Recommended actions include:

  • advise travellers to the Middle East that pre-existing major medical conditions (e.g. chronic diseases such as diabetes, chronic lung disease, immunodeficiency) can increase the likelihood of illness, including MERS-CoV infection, during travel;
  • make information known to departing travellers and travel organizations on general travel health precautions, which will lower the risk of infection in general, including illnesses such as influenza and traveller’s diarrhoea. Specific emphasis should be placed on: washing hands often with soap and water (when hands are not visibly dirty, a hand rub can be used); adhering to good food‐safety practices, such as avoiding undercooked meat or food prepared under unsanitary conditions, and properly washing fruits and vegetables before eating them; and maintaining good personal hygiene;
  • make health advisories available to all departing travellers to the Middle East by working with the travel and tourism sectors and placing such materials at strategic locations (e.g. travel agencies or points of departure in airports).

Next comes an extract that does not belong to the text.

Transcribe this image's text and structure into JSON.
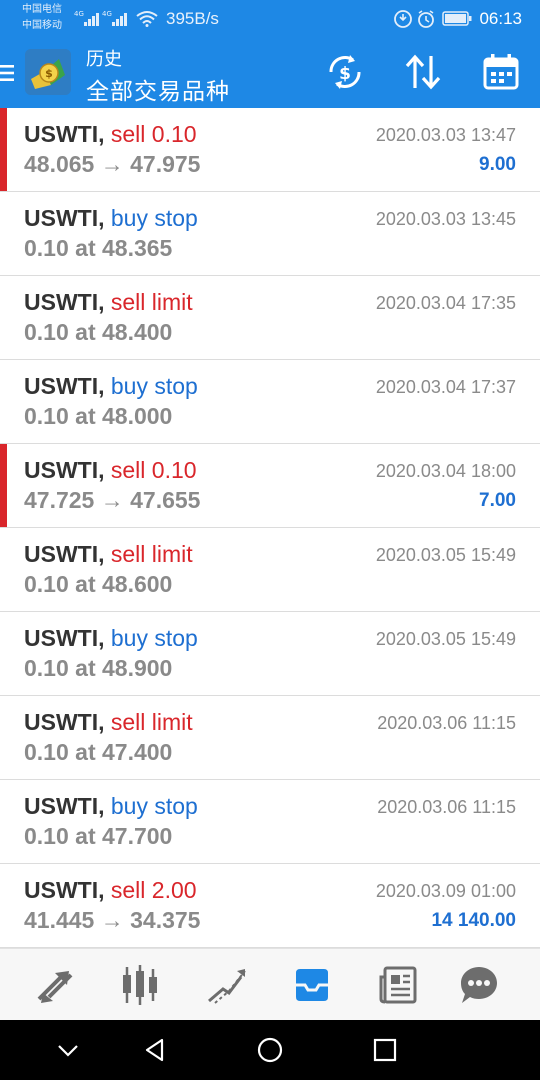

Different kinds of communication, such as health alerts on board planes and ships, and banners, pamphlets, and radio announcements at international points of entry, can also be used to reach travellers. Travel advisories should include current information on MERS-CoV and guidance on how to avoid illness while travelling.
  • advise travellers who develop a significant acute respiratory illness with fever and cough (severe enough to interfere with usual daily activities) to: minimize their contact with others to keep from infecting them; cover their mouth and nose with a tissue when coughing or sneezing, then discard the tissue in the trash after use and wash hands afterwards, or, if this is not possible, to cough or sneeze into the upper sleeves of their clothing, but not into their hands; and report to medical staff as soon as possible.
  • advise returning travellers from the Middle East that if they develop a significant acute respiratory illness with fever and cough (severe enough to interfere with usual daily activities) during the two weeks after their return, they should seek medical attention and immediately notify their local health authority;
  • advise persons who have had close contact with a traveller with a significant acute respiratory illness with fever and cough (severe enough to interfere with usual daily activities) and who themselves develop such an illness to report to local health authorities to be monitored for MERS-CoV;
  • alert practitioners and facilities to the possibility of MERS-CoV infection in returning travellers from the Middle East with acute respiratory illness, especially those with fever and cough and pulmonary parenchymal disease (e.g. pneumonia or the acute respiratory distress syndrome). If clinical presentation suggests the diagnosis of MERS-CoV, laboratory testing in accordance with WHO’s case definition should be done and infection prevention and control measures implemented. Clinicians should also be alerted to the possibility of atypical presentations in patients who are immunocompromised.